Improvisational Theater

Friday, October 26, 2012

Be Alive in This

As long as I can remember my father has asked his students to find a state of "relaxed readiness" in their improv work.  I can't say how he came to that term, but I can say it's one of my favorites and that I have adopted it as both a personal mantra and a teaching tool.  The term means just as it states: Be calm and confidant while also aware of everything and ready for anything. Simple. Yes, if you're a Buddhist monk.And even a Buddhist monk works hard to get there.  No one is born directly into Nirvana, (or something like that).

Relaxed readiness is a skill some achieve quickly and with grace and others tumble over for years, some never actualizing it at all.  We come to the improv culture, wholly indoctrinated in a wildly different way of seeing, feeling and being.  We are asked as we learn to improvise to shed this skin, pull apart our wiring, let down all of our walls and open ourselves to YES AND!  And we do our very best to do that, because we are eager and enthusiastic, most of us.  But when we are beginning to navigate scene work, to build stories, to create whole worlds from scratch, and when we are doing this with other people who come from other backgrounds with minds as full as our own... well, it's hard to be relaxed. 

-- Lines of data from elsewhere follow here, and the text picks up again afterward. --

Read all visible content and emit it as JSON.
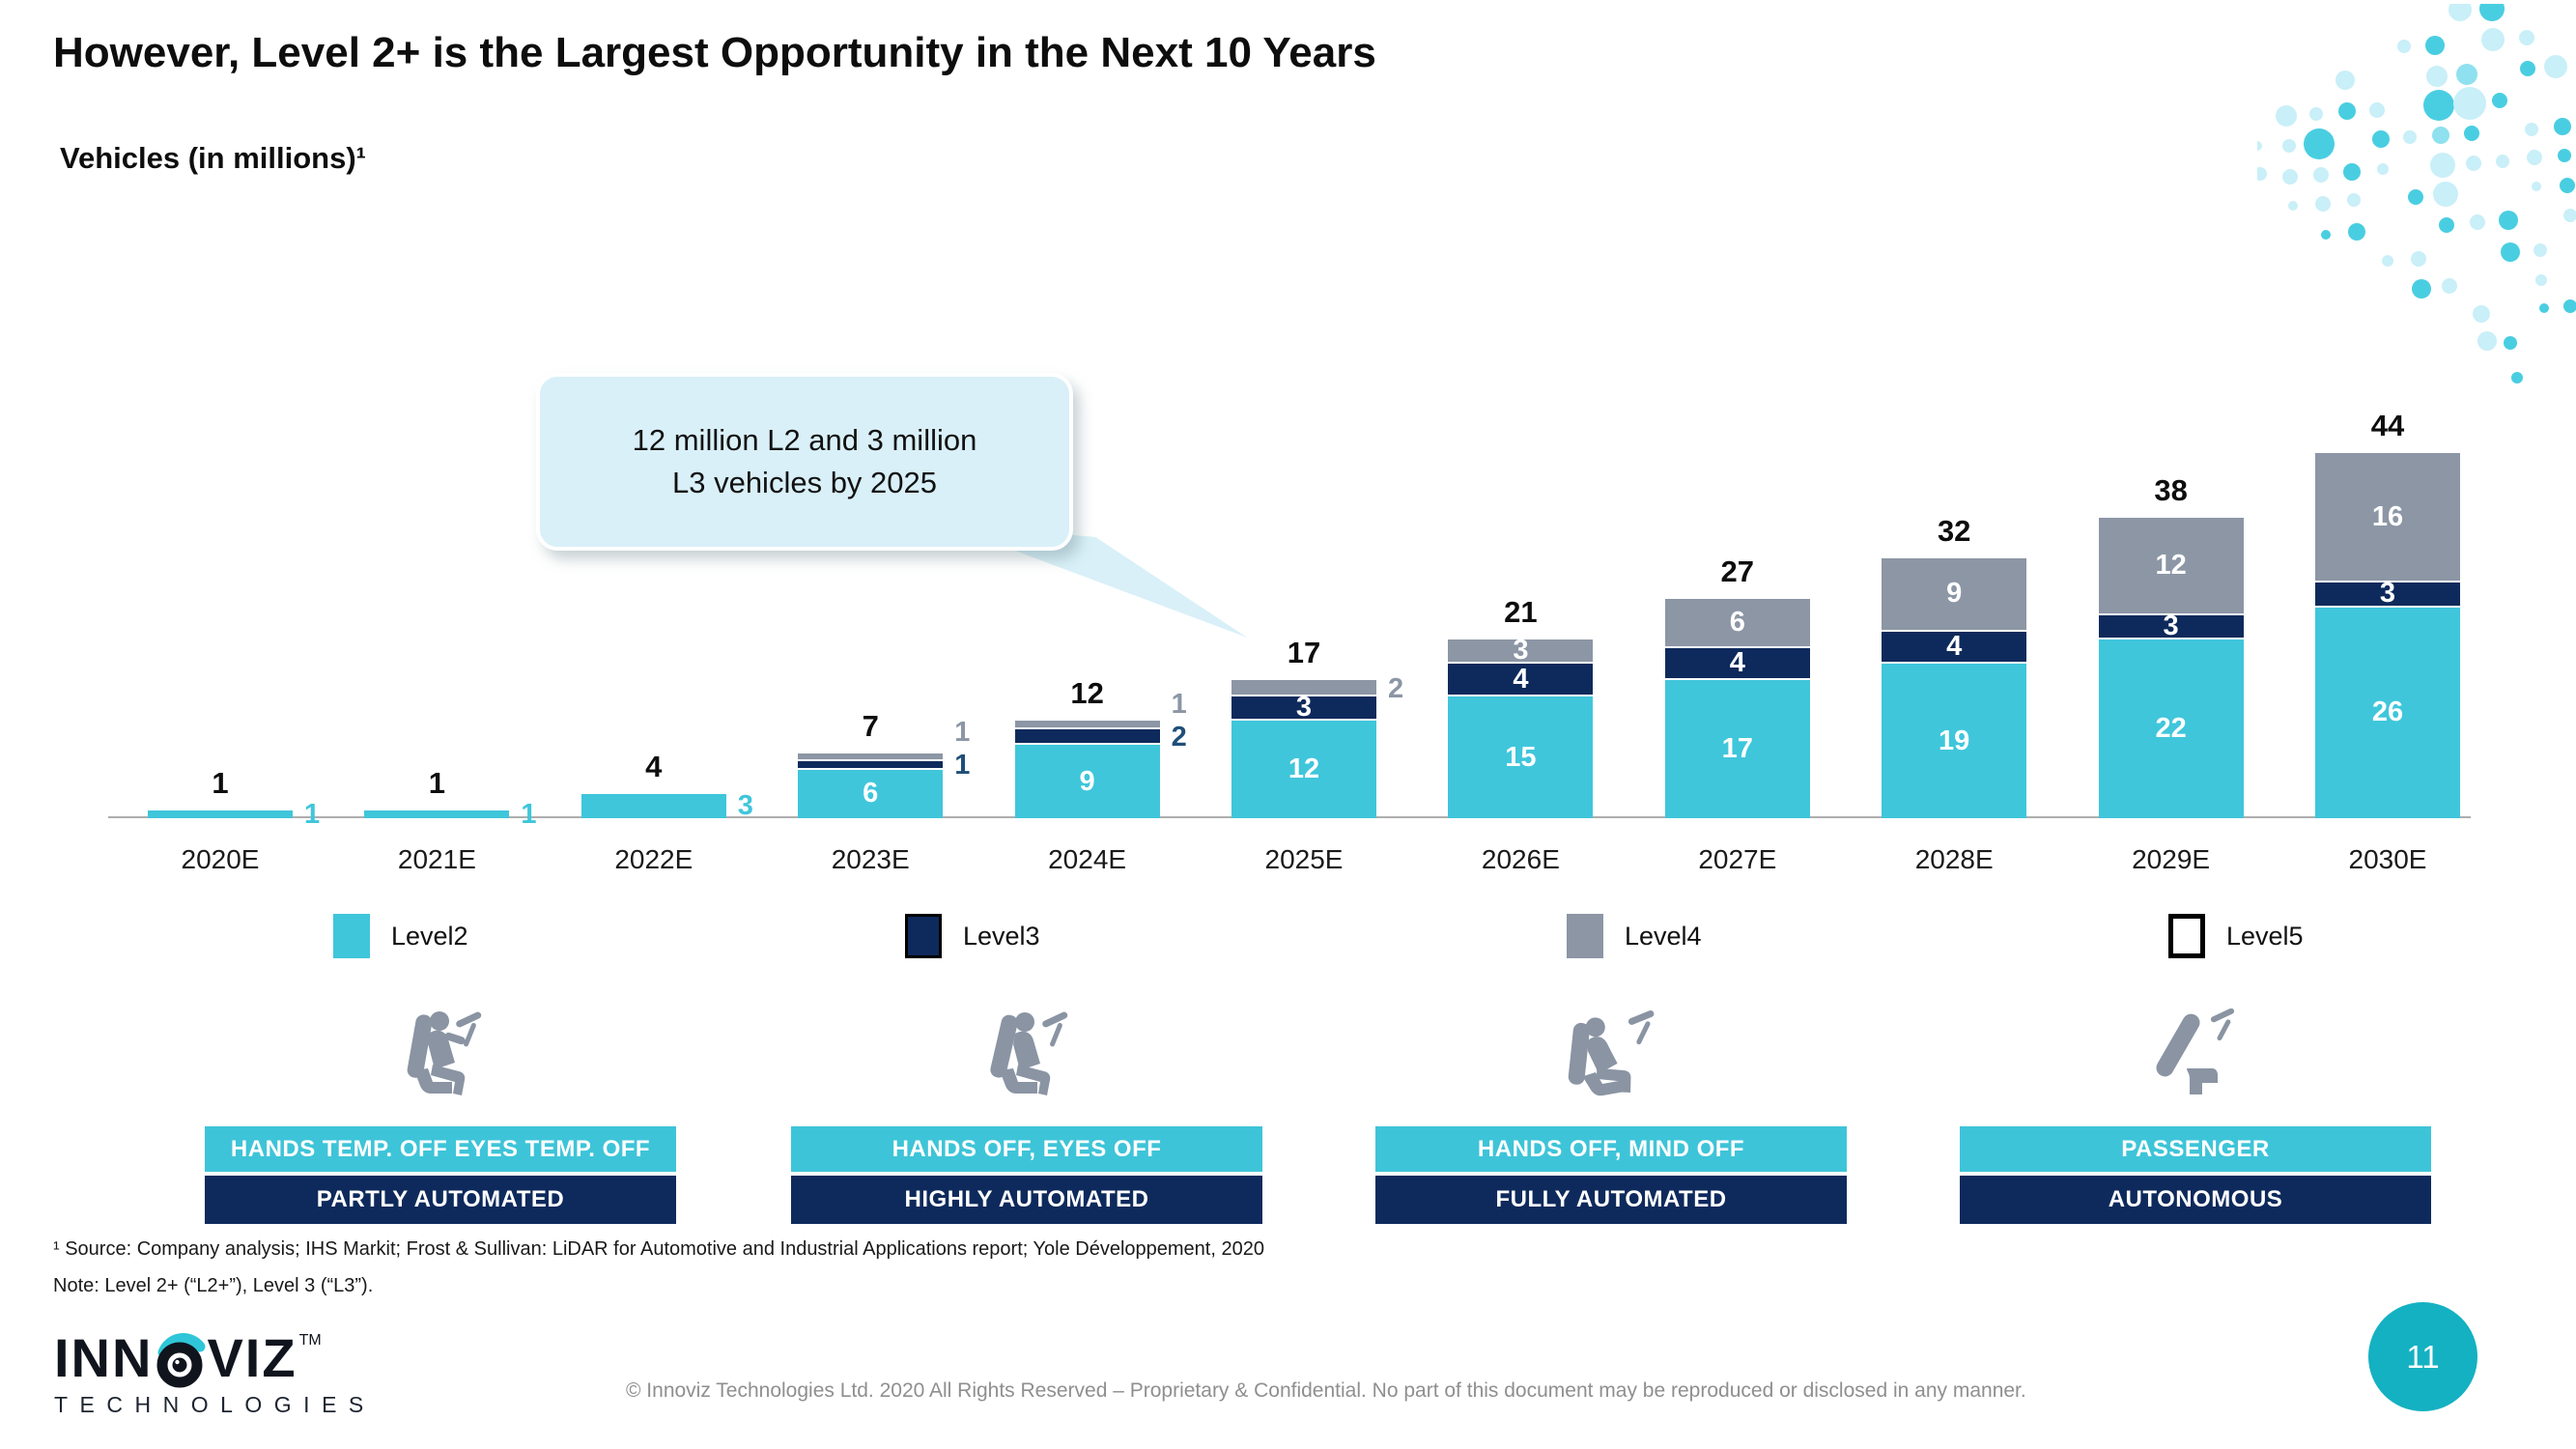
{
  "slide": {
    "title": "However, Level 2+ is the Largest Opportunity in the Next 10 Years",
    "page_number": "11",
    "footnote_source": "¹ Source: Company analysis; IHS Markit; Frost & Sullivan: LiDAR for Automotive and Industrial Applications report; Yole Développement, 2020",
    "footnote_note": "Note: Level 2+ (“L2+”), Level 3 (“L3”).",
    "copyright": "© Innoviz Technologies Ltd. 2020 All Rights Reserved – Proprietary & Confidential. No part of this document may be reproduced or disclosed in any manner.",
    "logo": {
      "brand_left": "INN",
      "brand_right": "VIZ",
      "tm": "TM",
      "sub": "TECHNOLOGIES"
    }
  },
  "chart_data": {
    "type": "bar",
    "stacked": true,
    "title": "Vehicles (in millions)¹",
    "callout": {
      "line1": "12 million L2 and 3 million",
      "line2": "L3 vehicles by 2025"
    },
    "categories": [
      "2020E",
      "2021E",
      "2022E",
      "2023E",
      "2024E",
      "2025E",
      "2026E",
      "2027E",
      "2028E",
      "2029E",
      "2030E"
    ],
    "totals": [
      1,
      1,
      4,
      7,
      12,
      17,
      21,
      27,
      32,
      38,
      44
    ],
    "series": [
      {
        "name": "Level2",
        "color": "#3FC6DB",
        "label_color_outside": "#3FC6DB",
        "values": [
          1,
          1,
          3,
          6,
          9,
          12,
          15,
          17,
          19,
          22,
          26
        ],
        "label_pos": [
          "out",
          "out",
          "out",
          "in",
          "in",
          "in",
          "in",
          "in",
          "in",
          "in",
          "in"
        ]
      },
      {
        "name": "Level3",
        "color": "#0E2A5C",
        "label_color_outside": "#1F4E79",
        "values": [
          0,
          0,
          0,
          1,
          2,
          3,
          4,
          4,
          4,
          3,
          3
        ],
        "label_pos": [
          null,
          null,
          null,
          "out",
          "out",
          "in",
          "in",
          "in",
          "in",
          "in",
          "in"
        ]
      },
      {
        "name": "Level4",
        "color": "#8C96A5",
        "label_color_outside": "#8C96A5",
        "values": [
          0,
          0,
          0,
          1,
          1,
          2,
          3,
          6,
          9,
          12,
          16
        ],
        "label_pos": [
          null,
          null,
          null,
          "out",
          "out",
          "out",
          "in",
          "in",
          "in",
          "in",
          "in"
        ]
      },
      {
        "name": "Level5",
        "color": "#FFFFFF",
        "label_color_outside": "#000000",
        "values": [
          0,
          0,
          0,
          0,
          0,
          0,
          0,
          0,
          0,
          0,
          0
        ],
        "label_pos": [
          null,
          null,
          null,
          null,
          null,
          null,
          null,
          null,
          null,
          null,
          null
        ]
      }
    ],
    "legend": [
      {
        "label": "Level2",
        "color": "#3FC6DB",
        "border": "none"
      },
      {
        "label": "Level3",
        "color": "#0E2A5C",
        "border": "3px solid #000000"
      },
      {
        "label": "Level4",
        "color": "#8C96A5",
        "border": "none"
      },
      {
        "label": "Level5",
        "color": "#FFFFFF",
        "border": "5px solid #000000"
      }
    ],
    "xlabel": "",
    "ylabel": "Vehicles (in millions)",
    "grid": false,
    "legend_position": "bottom"
  },
  "automation_levels": [
    {
      "icon": "driver-attentive-seat-icon",
      "top_label": "HANDS TEMP. OFF EYES TEMP. OFF",
      "bottom_label": "PARTLY AUTOMATED"
    },
    {
      "icon": "driver-hands-off-seat-icon",
      "top_label": "HANDS OFF, EYES OFF",
      "bottom_label": "HIGHLY AUTOMATED"
    },
    {
      "icon": "driver-reclined-seat-icon",
      "top_label": "HANDS OFF, MIND OFF",
      "bottom_label": "FULLY AUTOMATED"
    },
    {
      "icon": "empty-seat-icon",
      "top_label": "PASSENGER",
      "bottom_label": "AUTONOMOUS"
    }
  ],
  "colors": {
    "accent_teal": "#3EC4D8",
    "navy": "#0E2A5C",
    "gray": "#8C96A5",
    "callout_bg": "#D9F0F8",
    "page_circle": "#14B1C2",
    "icon_gray": "#8A94A3"
  }
}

The excited tension in our bodies manifests itself in different ways for everyone, so there is not one simple answer for overcoming it.  Some are tense because they are aiming for a specific predetermined target and they're struggling to keep everyone straddling their arrow. Some are just sure they'll fuck it up for everyone else, so their tension draws their jaw closed tight and makes their bodies stiff.  Some are so tense that their lose all control and every single thought they've ever had races out of them, they're arms flailing wildly in desperation.  (I've always liked those guys because I really get that.  You're scared? Freak out. It makes sense to me.) The tension tightens the muscles in our body, it stifles our ability to truly listen to what's around us, to see and feel what others are doing. It closes that magic portal between the improviser and the universe, from which all the gifts fall.  So there we are, disconnected and often disenchanted, creating disconnected, disenchanting scene work. Unless we find the sweet spot, the improv honey hole of emotional and creative balanced, "relaxed readiness".

As I said before, there is no one way to achieve "relaxed readiness".  But for me the path is lined with trust and commitment.  When I step on stage I TRUST my partner, I TRUST our ability to create together, I TRUST the audience, the stage, the air I breath, and most of all I trust myself to be calm.  And then I am.  Then once a story begins to unfold, I COMMIT. I COMMIT to my partner, I COMMIT to our creation, I COMMIT to the audience, to the stage, to the air I breath.  I COMMIT to the character I am playing, running everything I see, say and do through a filter of who they are, how they move and think, what they need. And then I am aware.  With every offer, every move and exchange, I LISTEN.  I LISTEN with my whole body. And I only respond through that character filter because that character knows all the answers, it is their story, their experience after all.  I am relaxed into the work, and I am ready for anything.I know when I've reached this place because I feel more ALIVE here that at any other time.  Which leads me to another mantra I cherish, a mantra I often say to myself right before hitting the stage, right before teaching a class, right as my day begins, "BE ALIVE IN THIS".